Meski demikian, pengembangan sektor tersebut masih menghadapi tantangan, terutama dalam peningkatan kualitas sumber daya manusia dan tata kelola destinasi agar mampu bersaing dengan daerah lain.
"Sumenep memiliki potensi sektor pariwisata. Ada wisata unggulan kesehatan, bahari dan pantai, religi, kreatif keris, kuliner, event, fashion, hingga anyaman. Namun Sumenep harus bersaing dengan destinasi lain dan memiliki hambatan. Tantangannya adalah kesiapan sumber daya manusia dan tata kelola," demikian pesan Bupati.
Dalam sesi diskusi, Adyatama Pariwisata dan Ekonomi Kreatif Ahli Madya Dinas Kebudayaan dan Pariwisata Provinsi Jawa Timur, Wawan Darmawan, menekankan pentingnya membangun sinergi antarpemangku kepentingan agar potensi wisata lokal dapat berkembang secara berkelanjutan.
"Ini adalah apresiasi terhadap desa wisata," katanya saat memaparkan perkembangan sektor pariwisata Jawa Timur.
Sementara itu, Kepala Bidang Pembangunan Ekonomi Bakorwil IV Pamekasan, Baidori, menilai peningkatan kualitas sumber daya manusia menjadi pekerjaan rumah yang harus diselesaikan agar sektor ekonomi kreatif Madura dapat berkembang lebih cepat.
Di sisi lain, Ketua Aspro DKV Indonesia Chapter Jawa Timur - Bali sekaligus Ketua Program Studi DKV Universitas Dinamika Surabaya, Dhika Yuan Yurisma, memaparkan peran desain komunikasi visual dalam memperkuat identitas daerah sekaligus meningkatkan daya saing produk ekonomi kreatif.
Perspektif akademik disampaikan Dekan Fakultas Ilmu Sosial dan Ilmu Politik Universitas Wiraraja, Dr. Rillia Aisyah Haris.

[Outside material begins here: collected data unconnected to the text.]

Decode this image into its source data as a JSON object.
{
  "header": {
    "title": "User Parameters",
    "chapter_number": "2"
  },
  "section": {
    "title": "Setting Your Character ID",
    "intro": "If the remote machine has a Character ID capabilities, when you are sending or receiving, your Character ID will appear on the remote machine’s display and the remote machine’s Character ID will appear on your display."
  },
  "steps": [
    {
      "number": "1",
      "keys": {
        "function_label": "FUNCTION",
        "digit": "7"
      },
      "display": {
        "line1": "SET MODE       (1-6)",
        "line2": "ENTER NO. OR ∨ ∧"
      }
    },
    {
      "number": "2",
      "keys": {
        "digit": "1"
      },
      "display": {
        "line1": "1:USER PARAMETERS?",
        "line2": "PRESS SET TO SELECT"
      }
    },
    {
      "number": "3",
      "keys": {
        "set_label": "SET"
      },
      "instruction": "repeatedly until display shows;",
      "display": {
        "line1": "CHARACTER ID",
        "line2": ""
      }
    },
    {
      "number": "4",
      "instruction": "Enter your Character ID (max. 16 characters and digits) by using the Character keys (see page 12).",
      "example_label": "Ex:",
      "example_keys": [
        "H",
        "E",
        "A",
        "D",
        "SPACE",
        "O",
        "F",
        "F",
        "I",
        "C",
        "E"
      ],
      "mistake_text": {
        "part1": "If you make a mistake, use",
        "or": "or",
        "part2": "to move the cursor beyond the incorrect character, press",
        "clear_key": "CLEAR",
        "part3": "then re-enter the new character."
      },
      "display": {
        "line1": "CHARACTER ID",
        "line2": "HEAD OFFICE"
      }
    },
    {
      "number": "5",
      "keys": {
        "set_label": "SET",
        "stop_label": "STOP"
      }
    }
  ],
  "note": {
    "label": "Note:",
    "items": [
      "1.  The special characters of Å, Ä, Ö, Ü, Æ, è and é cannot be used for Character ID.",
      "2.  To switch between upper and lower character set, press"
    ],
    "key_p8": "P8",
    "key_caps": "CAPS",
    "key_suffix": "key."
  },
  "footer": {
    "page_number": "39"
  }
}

Ia mengangkat konsep tata kelola kolaboratif sebagai strategi membangun branding pariwisata Madura agar lebih dikenal secara luas.
"Maukah Sumenep dan semua elemen benar-benar mewujudkan Nusantara? Mau, tapi dalam action dan tindakan, jangan hanya wacana saja," tegasnya.
Seminar berlangsung interaktif melalui sesi tanya jawab yang melibatkan peserta dari berbagai latar belakang. Antusiasme peserta menunjukkan tingginya perhatian terhadap masa depan ekonomi kreatif dan pariwisata Madura.
Rangkaian SOMA Vol II sendiri masih berlanjut hingga Senin (20/7/2026) melalui pameran karya mahasiswa dan workshop painting on mini canvas di Pendopo Museum Keraton Sumenep. Seluruh kegiatan terbuka untuk masyarakat tanpa dipungut biaya.